Either a structured array or dataframe (depending on the option selected above) whose column/key names match the names of the design variables, objectives, and constraints. It contains a discrete approximation of the Pareto front and efficient set.

Return type:

numpy structured array or pandas DataFrame

getSimulationData(format='ndarray')

Extract all computed simulation outputs from the MOOP’s database.

Parameters:

format (str, optional) – Either ‘ndarray’ (default) or ‘pandas’, in order to produce output as a numpy structured array or pandas dataframe. Note: format=’pandas’ is only valid for named inputs.

Returns:

A Python dictionary whose keys match the names of the simulations. Each value is either a numpy structured array or pandas dataframe (depending on the option selected above) whose column/key names match the names of the design variables plus either and ‘out’ field for single-output simulations, or ‘out_1’, ‘out_2’, … for multi-output simulations.

Return type:

dict

getObjectiveData(format='ndarray')

Extract all computed objective scores from this MOOP’s database.

Parameters:

format (str, optional) – Either ‘ndarray’ (default) or ‘pandas’, in order to produce output as a numpy structured array or pandas dataframe. Note: format=’pandas’ is only valid for named inputs.

Returns:

Either a structured array or dataframe (depending on the option selected above) whose column/key names match the names of the design variables, objectives, and constraints. It contains the results for every fully evaluated design point.

Return type:

numpy structured array or pandas DataFrame

abstract iterate(k, ib=None)

Perform an iteration of ParMOO’s solver to generate candidates.

abstract filterBatch(*args)

Filter a batch produced by ParMOO’s MOOP.iterate method.

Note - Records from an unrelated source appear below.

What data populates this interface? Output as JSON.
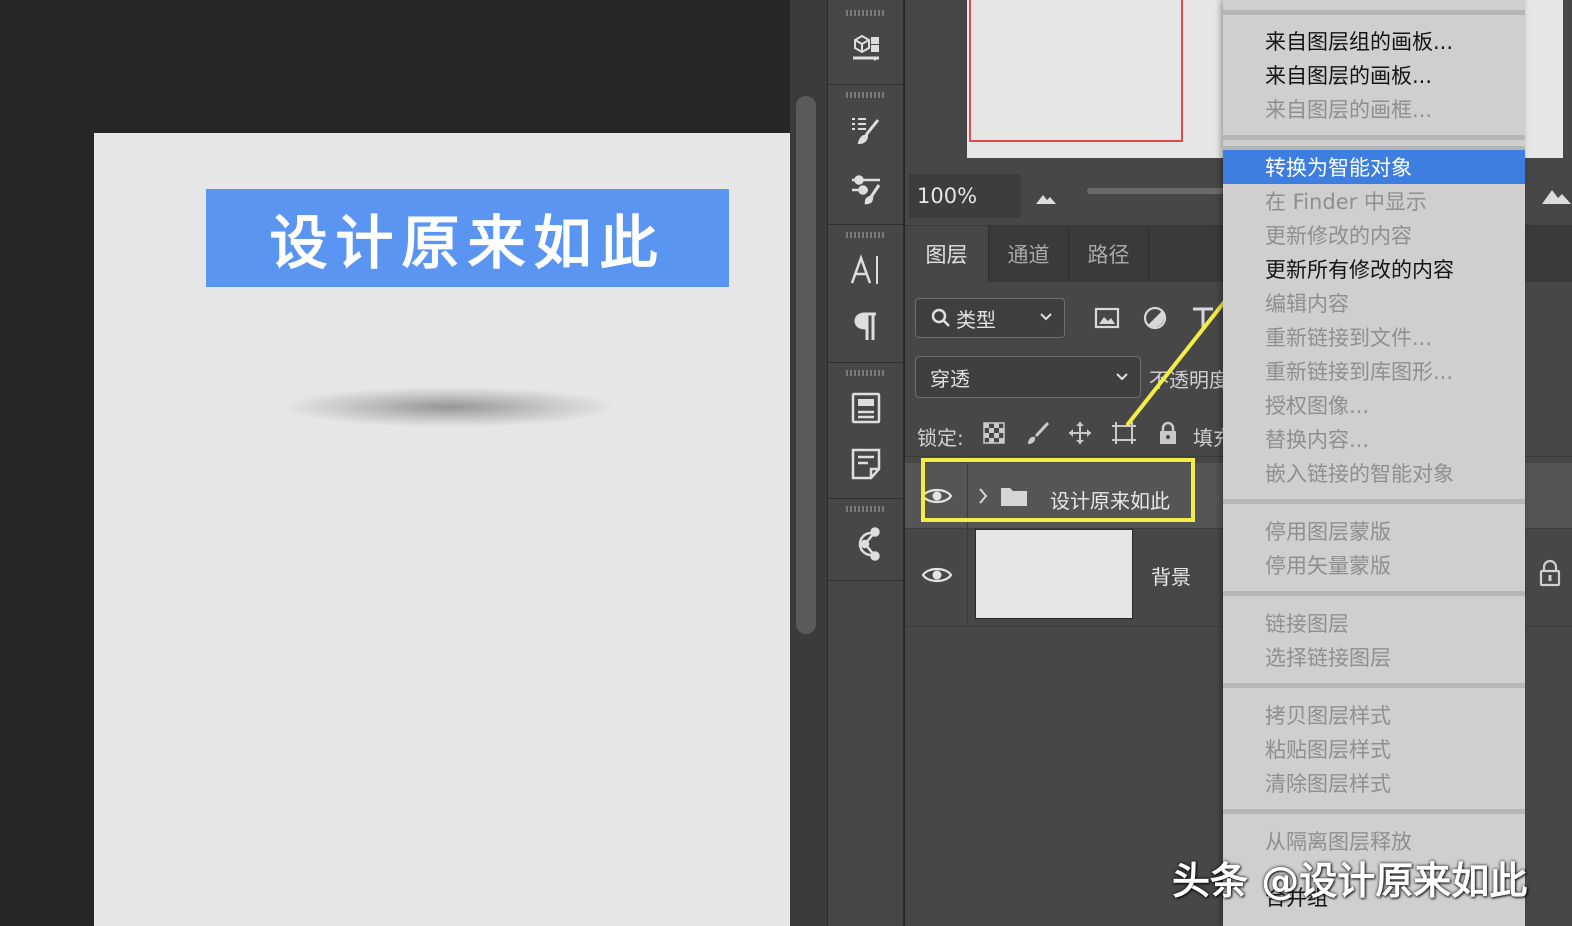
{
  "canvas": {
    "banner_text": "设计原来如此"
  },
  "navigator": {
    "zoom_value": "100%"
  },
  "panel": {
    "tabs": [
      {
        "label": "图层",
        "active": true
      },
      {
        "label": "通道",
        "active": false
      },
      {
        "label": "路径",
        "active": false
      }
    ],
    "filter_kind": "类型",
    "blend_mode": "穿透",
    "opacity_label": "不透明度",
    "lock_label": "锁定:",
    "fill_label": "填充"
  },
  "layers": [
    {
      "name": "设计原来如此",
      "type": "group",
      "visible": true,
      "selected": true
    },
    {
      "name": "背景",
      "type": "pixel",
      "visible": true,
      "locked": true
    }
  ],
  "context_menu": {
    "items": [
      {
        "label": "来自图层组的画板...",
        "enabled": true
      },
      {
        "label": "来自图层的画板...",
        "enabled": true
      },
      {
        "label": "来自图层的画框...",
        "enabled": false
      },
      {
        "label": "转换为智能对象",
        "enabled": true,
        "selected": true
      },
      {
        "label": "在 Finder 中显示",
        "enabled": false
      },
      {
        "label": "更新修改的内容",
        "enabled": false
      },
      {
        "label": "更新所有修改的内容",
        "enabled": true
      },
      {
        "label": "编辑内容",
        "enabled": false
      },
      {
        "label": "重新链接到文件...",
        "enabled": false
      },
      {
        "label": "重新链接到库图形...",
        "enabled": false
      },
      {
        "label": "授权图像...",
        "enabled": false
      },
      {
        "label": "替换内容...",
        "enabled": false
      },
      {
        "label": "嵌入链接的智能对象",
        "enabled": false
      },
      {
        "label": "停用图层蒙版",
        "enabled": false
      },
      {
        "label": "停用矢量蒙版",
        "enabled": false
      },
      {
        "label": "链接图层",
        "enabled": false
      },
      {
        "label": "选择链接图层",
        "enabled": false
      },
      {
        "label": "拷贝图层样式",
        "enabled": false
      },
      {
        "label": "粘贴图层样式",
        "enabled": false
      },
      {
        "label": "清除图层样式",
        "enabled": false
      },
      {
        "label": "从隔离图层释放",
        "enabled": false
      },
      {
        "label": "合并组",
        "enabled": true
      }
    ]
  },
  "annotation": {
    "color": "#f4ec47"
  },
  "watermark": "头条 @设计原来如此",
  "icons": {
    "tools": [
      "3d-cube-icon",
      "brush-presets-icon",
      "adjustments-brush-icon",
      "character-icon",
      "paragraph-icon",
      "properties-icon",
      "notes-icon",
      "paths-connect-icon"
    ],
    "filters": [
      "image-filter-icon",
      "adjustment-filter-icon",
      "type-filter-icon"
    ],
    "locks": [
      "lock-transparent-icon",
      "lock-paint-icon",
      "lock-move-icon",
      "lock-artboard-icon",
      "lock-all-icon"
    ]
  },
  "colors": {
    "banner": "#5b95f2",
    "menu_selected": "#3d7ee0",
    "nav_view_rect": "#e24b4b"
  }
}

abstract updateAll(k, batch)

Update all surrogates given a batch of freshly evaluated data.

abstract solve(iter_max=None, sim_max=None)

Solve a MOOP using ParMOO.

setCheckpoint(checkpoint=True, filename='parmoo')

Activate ParMOO’s checkpointing feature.

Note that for checkpointing to work, all simulation, objective, and constraint functions must be defined in the global scope. ParMOO also cannot save lambda functions.

Parameters:

• checkpoint (bool) – Turn checkpointing on (True) or off (False).

• filename (str, optional) – Set the base checkpoint filename/path. The checkpoint file will have the JSON format and the extension “.moop” appended to the end of filename. Additional checkpoint files may be created with the same filename but different extensions, depending on the choice of AcquisitionFunction, SurrogateFunction, and GlobalSearch. When omitted, this parameter defaults to “parmoo” and is saved inside current working directory.

save(filename='parmoo')

Serialize and save the MOOP object and all of its dependencies.

Parameters:

filename (str, optional) – The filepath to serialized checkpointing file(s). Do not include file extensions, they will be appended automatically. This method may create several additional save files with this same name, but different file extensions, in order to recursively save dependency objects (such as surrogate models). Defaults to the value “parmoo” (filename will be “parmoo.moop”).

load(filename='parmoo')

Load a serialized MOOP object and all of its dependencies.

Parameters:

filename (str, optional) – The filepath to the serialized checkpointing file(s). Do not include file extensions, they will be appended automatically. This method may also load from other save files with the same name, but different file extensions, in order to recursively load dependency objects (such as surrogate models) as needed. Defaults to the value “parmoo” (filename will be “parmoo.moop”).